How many atoms of oxygen are in 30.5 grams of Fe2O3​?

 

Answer: 7.65 x 10^22 atoms of oxygen in 30.5 grams of Fe2O3

To determine the number of atoms of oxygen in 30.5 grams of Fe2O3, we first need to calculate the number of moles of Fe2O3, and then use the mole ratio between Fe2O3 and O atoms to calculate the number of O atoms.

The molecular weight of Fe2O3 can be calculated by adding the atomic weights of two Fe atoms and three O atoms:

Molecular weight of Fe2O3 = (2 x atomic weight of Fe) + (3 x atomic weight of O)

= (2 x 55.85 g/mol) + (3 x 16.00 g/mol)

= 159.69 g/mol

So, 30.5 g of Fe2O3 is equal to:

Number of moles = Mass / Molecular weight

= 30.5 g / 159.69 g/mol

= 0.191 moles

The mole ratio between Fe2O3 and O atoms is 3:2. This means that for every 3 moles of Fe2O3, there are 2 moles of O atoms.

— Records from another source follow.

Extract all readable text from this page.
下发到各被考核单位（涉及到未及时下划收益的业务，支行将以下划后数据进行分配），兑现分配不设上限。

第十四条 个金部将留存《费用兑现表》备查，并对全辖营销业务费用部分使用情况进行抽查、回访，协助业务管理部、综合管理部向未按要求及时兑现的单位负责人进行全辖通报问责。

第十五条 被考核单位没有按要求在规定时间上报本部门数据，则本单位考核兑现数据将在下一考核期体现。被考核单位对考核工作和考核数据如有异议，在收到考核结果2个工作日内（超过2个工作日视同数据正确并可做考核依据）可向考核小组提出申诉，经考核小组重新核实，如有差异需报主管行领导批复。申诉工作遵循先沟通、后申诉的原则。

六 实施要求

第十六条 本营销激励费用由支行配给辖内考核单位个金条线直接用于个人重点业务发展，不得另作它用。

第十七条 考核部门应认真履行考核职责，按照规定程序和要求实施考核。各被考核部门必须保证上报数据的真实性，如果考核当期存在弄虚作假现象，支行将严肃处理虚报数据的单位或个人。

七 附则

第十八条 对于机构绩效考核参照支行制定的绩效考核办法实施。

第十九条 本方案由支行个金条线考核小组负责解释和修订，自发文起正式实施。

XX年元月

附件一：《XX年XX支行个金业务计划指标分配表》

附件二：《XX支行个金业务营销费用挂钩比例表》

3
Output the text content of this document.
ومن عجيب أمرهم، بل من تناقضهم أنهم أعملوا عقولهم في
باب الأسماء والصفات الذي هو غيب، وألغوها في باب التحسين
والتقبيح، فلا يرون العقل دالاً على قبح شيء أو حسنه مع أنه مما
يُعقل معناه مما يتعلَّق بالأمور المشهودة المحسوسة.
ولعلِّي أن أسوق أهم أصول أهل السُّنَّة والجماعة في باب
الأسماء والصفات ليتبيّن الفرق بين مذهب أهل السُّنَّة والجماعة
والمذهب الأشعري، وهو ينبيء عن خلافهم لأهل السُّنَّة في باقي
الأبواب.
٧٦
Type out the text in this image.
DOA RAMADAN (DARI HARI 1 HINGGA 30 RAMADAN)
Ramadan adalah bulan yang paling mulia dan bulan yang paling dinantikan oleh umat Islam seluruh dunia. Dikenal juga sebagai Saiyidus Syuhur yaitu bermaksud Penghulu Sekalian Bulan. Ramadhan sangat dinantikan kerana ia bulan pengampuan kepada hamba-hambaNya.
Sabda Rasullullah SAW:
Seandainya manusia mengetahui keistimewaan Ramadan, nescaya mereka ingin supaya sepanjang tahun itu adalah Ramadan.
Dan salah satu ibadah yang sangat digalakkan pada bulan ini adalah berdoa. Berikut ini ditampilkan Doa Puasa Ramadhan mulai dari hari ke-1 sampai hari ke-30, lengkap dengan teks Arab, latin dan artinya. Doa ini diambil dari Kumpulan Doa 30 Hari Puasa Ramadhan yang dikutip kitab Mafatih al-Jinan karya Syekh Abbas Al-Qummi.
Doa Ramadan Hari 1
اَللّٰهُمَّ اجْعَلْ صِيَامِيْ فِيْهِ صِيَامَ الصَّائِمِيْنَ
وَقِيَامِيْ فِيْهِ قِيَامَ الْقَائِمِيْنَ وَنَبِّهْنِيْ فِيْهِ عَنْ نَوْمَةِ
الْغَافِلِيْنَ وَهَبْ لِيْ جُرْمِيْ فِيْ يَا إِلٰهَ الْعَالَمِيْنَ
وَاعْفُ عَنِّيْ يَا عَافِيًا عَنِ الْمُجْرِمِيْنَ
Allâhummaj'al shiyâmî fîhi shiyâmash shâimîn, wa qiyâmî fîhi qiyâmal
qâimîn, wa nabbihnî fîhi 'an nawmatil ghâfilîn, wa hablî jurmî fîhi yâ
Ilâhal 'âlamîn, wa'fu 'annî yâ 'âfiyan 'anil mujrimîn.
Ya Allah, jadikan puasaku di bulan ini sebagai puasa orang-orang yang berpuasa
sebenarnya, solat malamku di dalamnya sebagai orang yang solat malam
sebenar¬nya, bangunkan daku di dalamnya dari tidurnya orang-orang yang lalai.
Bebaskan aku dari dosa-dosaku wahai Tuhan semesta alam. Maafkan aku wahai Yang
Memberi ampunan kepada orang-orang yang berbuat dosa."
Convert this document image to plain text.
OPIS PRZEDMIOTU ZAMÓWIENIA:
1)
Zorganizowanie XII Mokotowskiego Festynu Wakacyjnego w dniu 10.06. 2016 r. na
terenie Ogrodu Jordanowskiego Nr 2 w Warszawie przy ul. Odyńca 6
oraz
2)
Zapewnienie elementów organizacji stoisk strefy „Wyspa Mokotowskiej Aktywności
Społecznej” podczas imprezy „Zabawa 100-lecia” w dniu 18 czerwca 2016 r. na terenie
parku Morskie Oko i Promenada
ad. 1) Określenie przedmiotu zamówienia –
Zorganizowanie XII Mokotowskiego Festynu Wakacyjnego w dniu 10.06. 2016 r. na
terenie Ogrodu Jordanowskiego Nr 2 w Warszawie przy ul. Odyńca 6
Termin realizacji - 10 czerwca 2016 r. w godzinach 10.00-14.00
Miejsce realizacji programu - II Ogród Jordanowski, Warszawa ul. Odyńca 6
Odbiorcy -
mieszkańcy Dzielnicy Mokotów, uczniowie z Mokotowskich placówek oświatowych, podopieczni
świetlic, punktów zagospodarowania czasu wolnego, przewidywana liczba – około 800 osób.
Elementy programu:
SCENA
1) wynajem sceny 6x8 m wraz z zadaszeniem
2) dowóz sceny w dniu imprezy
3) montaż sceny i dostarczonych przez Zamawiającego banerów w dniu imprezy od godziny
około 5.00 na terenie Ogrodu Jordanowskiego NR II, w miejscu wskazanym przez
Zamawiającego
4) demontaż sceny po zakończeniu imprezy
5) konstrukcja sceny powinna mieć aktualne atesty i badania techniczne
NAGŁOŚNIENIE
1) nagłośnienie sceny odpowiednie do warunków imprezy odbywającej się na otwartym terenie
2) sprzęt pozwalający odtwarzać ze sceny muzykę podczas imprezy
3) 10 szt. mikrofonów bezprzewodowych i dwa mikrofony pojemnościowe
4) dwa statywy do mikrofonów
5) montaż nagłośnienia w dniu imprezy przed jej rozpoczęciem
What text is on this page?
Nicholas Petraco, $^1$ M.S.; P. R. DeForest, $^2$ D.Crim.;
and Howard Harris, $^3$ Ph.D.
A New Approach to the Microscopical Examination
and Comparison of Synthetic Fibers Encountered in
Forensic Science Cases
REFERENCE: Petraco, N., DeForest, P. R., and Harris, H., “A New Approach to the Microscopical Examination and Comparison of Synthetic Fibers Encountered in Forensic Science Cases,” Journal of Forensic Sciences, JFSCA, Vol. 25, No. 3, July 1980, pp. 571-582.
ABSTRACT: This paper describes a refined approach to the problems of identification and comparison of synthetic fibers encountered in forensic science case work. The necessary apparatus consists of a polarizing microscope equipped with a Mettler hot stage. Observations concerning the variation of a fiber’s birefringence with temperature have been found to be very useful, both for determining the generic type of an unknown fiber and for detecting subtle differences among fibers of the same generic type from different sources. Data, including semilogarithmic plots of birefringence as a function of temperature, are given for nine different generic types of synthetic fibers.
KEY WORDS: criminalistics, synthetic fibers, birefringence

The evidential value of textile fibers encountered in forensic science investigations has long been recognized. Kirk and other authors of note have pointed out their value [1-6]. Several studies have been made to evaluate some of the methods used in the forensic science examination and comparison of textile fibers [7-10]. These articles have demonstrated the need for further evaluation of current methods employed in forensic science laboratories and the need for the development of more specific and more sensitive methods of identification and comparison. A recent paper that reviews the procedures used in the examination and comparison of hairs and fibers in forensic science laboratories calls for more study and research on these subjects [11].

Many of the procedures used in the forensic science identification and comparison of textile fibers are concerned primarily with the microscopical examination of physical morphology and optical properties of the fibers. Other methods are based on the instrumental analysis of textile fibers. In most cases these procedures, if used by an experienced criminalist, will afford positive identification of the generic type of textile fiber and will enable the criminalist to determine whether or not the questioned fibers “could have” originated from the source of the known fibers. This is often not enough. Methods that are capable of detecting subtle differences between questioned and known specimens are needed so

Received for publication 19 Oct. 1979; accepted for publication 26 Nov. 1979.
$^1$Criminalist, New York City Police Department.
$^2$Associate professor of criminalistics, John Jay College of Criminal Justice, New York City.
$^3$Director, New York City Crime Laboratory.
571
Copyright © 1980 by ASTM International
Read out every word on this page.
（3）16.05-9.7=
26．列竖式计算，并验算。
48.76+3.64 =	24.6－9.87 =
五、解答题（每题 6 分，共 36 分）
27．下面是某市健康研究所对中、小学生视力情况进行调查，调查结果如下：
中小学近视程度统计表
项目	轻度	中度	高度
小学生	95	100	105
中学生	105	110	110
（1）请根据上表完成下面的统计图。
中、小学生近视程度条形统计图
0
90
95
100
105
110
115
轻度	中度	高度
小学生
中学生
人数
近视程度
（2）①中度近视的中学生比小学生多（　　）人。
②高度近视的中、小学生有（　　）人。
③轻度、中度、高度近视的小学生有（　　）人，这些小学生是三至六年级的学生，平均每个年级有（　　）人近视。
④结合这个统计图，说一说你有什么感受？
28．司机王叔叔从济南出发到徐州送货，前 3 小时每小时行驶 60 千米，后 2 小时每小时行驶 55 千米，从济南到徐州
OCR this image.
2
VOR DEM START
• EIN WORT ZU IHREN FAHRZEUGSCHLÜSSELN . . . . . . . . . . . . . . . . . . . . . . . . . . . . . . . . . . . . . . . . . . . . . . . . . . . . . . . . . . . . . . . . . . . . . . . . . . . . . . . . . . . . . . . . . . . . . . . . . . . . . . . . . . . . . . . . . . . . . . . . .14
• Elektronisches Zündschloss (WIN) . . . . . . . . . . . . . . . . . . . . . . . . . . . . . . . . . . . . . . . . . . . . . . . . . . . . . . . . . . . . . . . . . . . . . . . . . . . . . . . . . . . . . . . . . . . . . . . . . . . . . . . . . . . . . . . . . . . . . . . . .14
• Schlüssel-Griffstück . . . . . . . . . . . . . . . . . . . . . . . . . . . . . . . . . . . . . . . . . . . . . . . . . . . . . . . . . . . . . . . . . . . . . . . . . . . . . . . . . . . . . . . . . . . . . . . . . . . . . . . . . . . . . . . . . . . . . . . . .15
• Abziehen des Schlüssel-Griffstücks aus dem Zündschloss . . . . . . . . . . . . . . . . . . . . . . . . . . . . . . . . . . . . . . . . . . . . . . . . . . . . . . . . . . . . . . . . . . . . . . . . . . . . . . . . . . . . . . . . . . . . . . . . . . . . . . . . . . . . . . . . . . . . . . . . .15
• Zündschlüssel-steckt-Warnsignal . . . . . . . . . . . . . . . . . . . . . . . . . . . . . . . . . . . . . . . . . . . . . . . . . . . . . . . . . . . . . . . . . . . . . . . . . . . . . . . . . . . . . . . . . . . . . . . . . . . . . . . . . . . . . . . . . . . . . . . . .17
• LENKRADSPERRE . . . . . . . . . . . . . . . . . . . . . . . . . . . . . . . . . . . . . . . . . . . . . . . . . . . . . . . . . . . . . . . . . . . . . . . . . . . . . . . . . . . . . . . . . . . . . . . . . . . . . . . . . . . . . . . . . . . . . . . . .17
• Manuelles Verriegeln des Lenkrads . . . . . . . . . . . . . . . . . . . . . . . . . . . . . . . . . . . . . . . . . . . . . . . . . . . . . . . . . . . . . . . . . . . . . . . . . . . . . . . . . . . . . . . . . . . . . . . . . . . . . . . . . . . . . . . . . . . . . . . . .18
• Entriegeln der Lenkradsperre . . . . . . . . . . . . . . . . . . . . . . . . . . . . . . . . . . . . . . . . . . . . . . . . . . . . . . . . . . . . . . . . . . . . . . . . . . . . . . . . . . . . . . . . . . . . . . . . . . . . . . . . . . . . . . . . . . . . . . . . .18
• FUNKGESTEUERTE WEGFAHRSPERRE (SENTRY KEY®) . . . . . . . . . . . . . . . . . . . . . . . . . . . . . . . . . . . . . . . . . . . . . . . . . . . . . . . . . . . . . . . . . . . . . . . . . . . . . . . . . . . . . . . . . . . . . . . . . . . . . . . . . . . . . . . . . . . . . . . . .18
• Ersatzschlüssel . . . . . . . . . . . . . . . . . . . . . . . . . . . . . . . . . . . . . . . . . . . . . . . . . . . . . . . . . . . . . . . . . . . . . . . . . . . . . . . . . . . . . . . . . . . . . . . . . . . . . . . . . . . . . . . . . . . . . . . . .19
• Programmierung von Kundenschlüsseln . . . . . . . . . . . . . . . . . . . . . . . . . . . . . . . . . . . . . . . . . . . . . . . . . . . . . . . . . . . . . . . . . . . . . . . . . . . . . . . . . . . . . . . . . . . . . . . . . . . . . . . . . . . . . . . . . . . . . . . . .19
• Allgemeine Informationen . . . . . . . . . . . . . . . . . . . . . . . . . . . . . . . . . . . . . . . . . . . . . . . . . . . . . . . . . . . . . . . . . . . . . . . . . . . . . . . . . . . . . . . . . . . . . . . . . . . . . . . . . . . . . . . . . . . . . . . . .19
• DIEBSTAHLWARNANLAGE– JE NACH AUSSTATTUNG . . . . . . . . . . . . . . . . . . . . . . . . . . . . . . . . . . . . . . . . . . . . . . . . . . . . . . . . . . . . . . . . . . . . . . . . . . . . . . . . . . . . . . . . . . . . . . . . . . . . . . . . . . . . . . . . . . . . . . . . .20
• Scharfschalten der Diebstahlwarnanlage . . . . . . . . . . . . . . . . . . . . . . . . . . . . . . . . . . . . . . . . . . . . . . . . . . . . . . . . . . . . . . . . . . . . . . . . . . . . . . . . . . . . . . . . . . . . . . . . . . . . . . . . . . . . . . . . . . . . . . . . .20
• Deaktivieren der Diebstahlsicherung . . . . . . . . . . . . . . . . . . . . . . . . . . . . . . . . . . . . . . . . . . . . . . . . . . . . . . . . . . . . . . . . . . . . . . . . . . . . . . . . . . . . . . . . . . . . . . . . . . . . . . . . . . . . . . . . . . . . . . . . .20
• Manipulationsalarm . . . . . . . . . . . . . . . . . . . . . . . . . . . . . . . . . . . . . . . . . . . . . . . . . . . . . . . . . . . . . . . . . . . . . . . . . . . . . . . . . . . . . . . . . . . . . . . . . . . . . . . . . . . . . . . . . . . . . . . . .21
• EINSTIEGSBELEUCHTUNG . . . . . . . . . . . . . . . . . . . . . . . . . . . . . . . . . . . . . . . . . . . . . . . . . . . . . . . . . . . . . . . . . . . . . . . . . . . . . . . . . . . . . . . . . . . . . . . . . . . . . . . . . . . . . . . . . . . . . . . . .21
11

Therefore, the number of moles of O atoms in 0.191 moles of Fe2O3 is:

Number of moles of O atoms = 2/3 x 0.191 moles

= 0.127 moles

Finally, we can use Avogadro's number to convert the number of moles of O atoms into the actual number of O atoms:

Number of O atoms = Number of moles x Avogadro's number

= 0.127 moles x 6.022 x 10^23 atoms/mol

= 7.65 x 10^22 atoms

Therefore, there are 7.65 x 10^22 atoms of oxygen in 30.5 grams of Fe2O3.